The shot is supposed to be against the high ridge of the scapula but with such a head, there is the chance that the orientation on impact will impact that ridge as was the case here. A second shot was taken to give a fair grade to both bone only as well as the harder ridge area. 








Note that the blade that hit the ridge, retracted back into the ferrule. This blade rode the edge of the ridge within the ferrule while the blade that was in flesh only maintained it's full cutting area.
The blade that impacted the ridge received a twist near the center of that blade. The twist was small enough that the head was able to be re-closed despite this bend.


----------



## Northwood lures (Jan 23, 2013)

The second shot showed again that the blades retract on hard bone impact, as can be seen in the picture below.








The hole has been highlighted in this picture.








Lines leaving the area of impact are stress fractures.
Below are the blades after the bone test and the results of the sharpness test after the bone test.
















The blades were 100% dulled on all points of contact.
To highlight this fact the head was run through the rubber band grid again, with the results shown below.








No bands were cut after 3 passes through the grid.
*Overview*
I am not impressed with this head as it did not perform within a reasonable expectation when considering the price . The blades ended up baseball dull after the bone test, which is not what I want to see in any broadhead. The ferrule is top notch IMO but needs to be fitted with better blades, considering what I saw.
While penetration is not part of testing, this head gave the results I would normally expect to see, given a head that is of this size.
The downside of this head is that it covers less area than a smaller three blade expandable and also has a greater resistance to penetration than a smaller multi-blade head but then again, that may not be an issue with a bow that has plenty of kinetic energy. 
What is of further concern is the fact that the blades are driven back into the ferrule when hard bone is contacted, as was seen in the scapula test.
The reason for my concern is that the next thing the blades are contacting is the lungs. The lungs are not the most substantial items to deploy a head. With the fact that the blades are already bowling ball smooth after exiting the bone, this suggests that without their cutting edge, the same result will happen as the head enters the lungs. The dull blades will act to resist as they did in the bone and will continue to stay closed or only partially open.
I am not saying this is a 100% guarantee but it is a 100% possibility considering how the head reacted in testing. I personally saw this same thing happen with a Rage low K.E. head not one year ago where the head retracted and stayed retracted throughout the process of entering and passing through a hog. While the entrance and exits were good on the flesh side, the bone and internals held a small hole as tests on this head showed here. The animal which this happened to was very much alive and in it's bed when it was killed over 8 hours later.

I love the ferrule but beyond that I am not inclined to use this head due to cost and function.

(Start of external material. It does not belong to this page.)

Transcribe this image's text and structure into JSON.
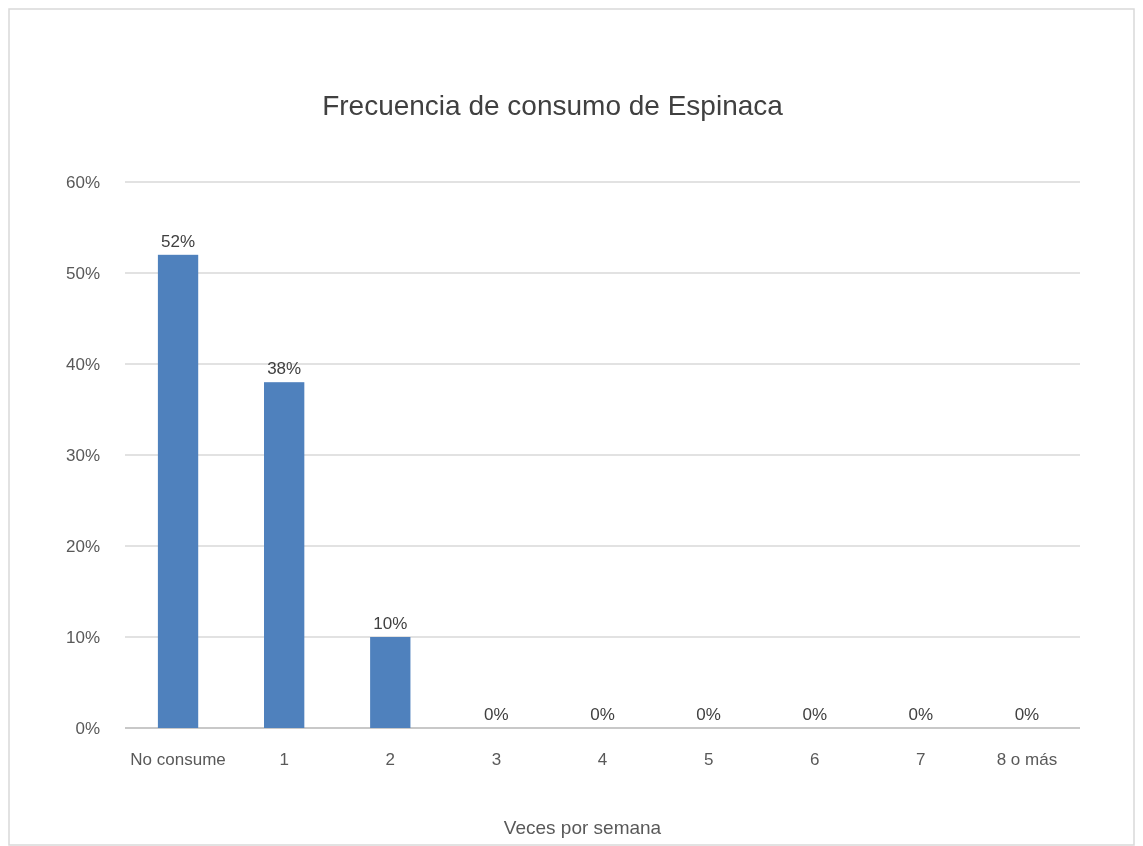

This head passed 2 of 4 standards and therefore received a 2 star rating.


----------



## MillDoo (May 28, 2004)

Could you provide more details next time:lol: Great report North!! Have you done other tests and what broadhead does the best overall?


----------



## smoob2010 (Jan 19, 2011)

Awesome test and great info makes me think twice about these!!
They just look so awesome!!


----------



## kisherfisher (Apr 6, 2008)

MillDoo said:


> Could you provide more details next time:lol: Great report North!! Have you done other tests and what broadhead does the best overall?


Great report North. Love your passionfor a true answer! I guess a similer question would be , what broadhead do you trust after your extensive testing?. I kind of feel like I am cheating on a test, but it appears you have done this before. Thanks.


----------



## bassburner (Jan 6, 2011)

Awesome testing. Thanks for doing our homework for us. Much appreciated


Posted using Outdoor Hub Campfire


----------



## smoob2010 (Jan 19, 2011)

I was wondering from the guy who did the test if he has any reviews for the other rages just curious on what you have?


----------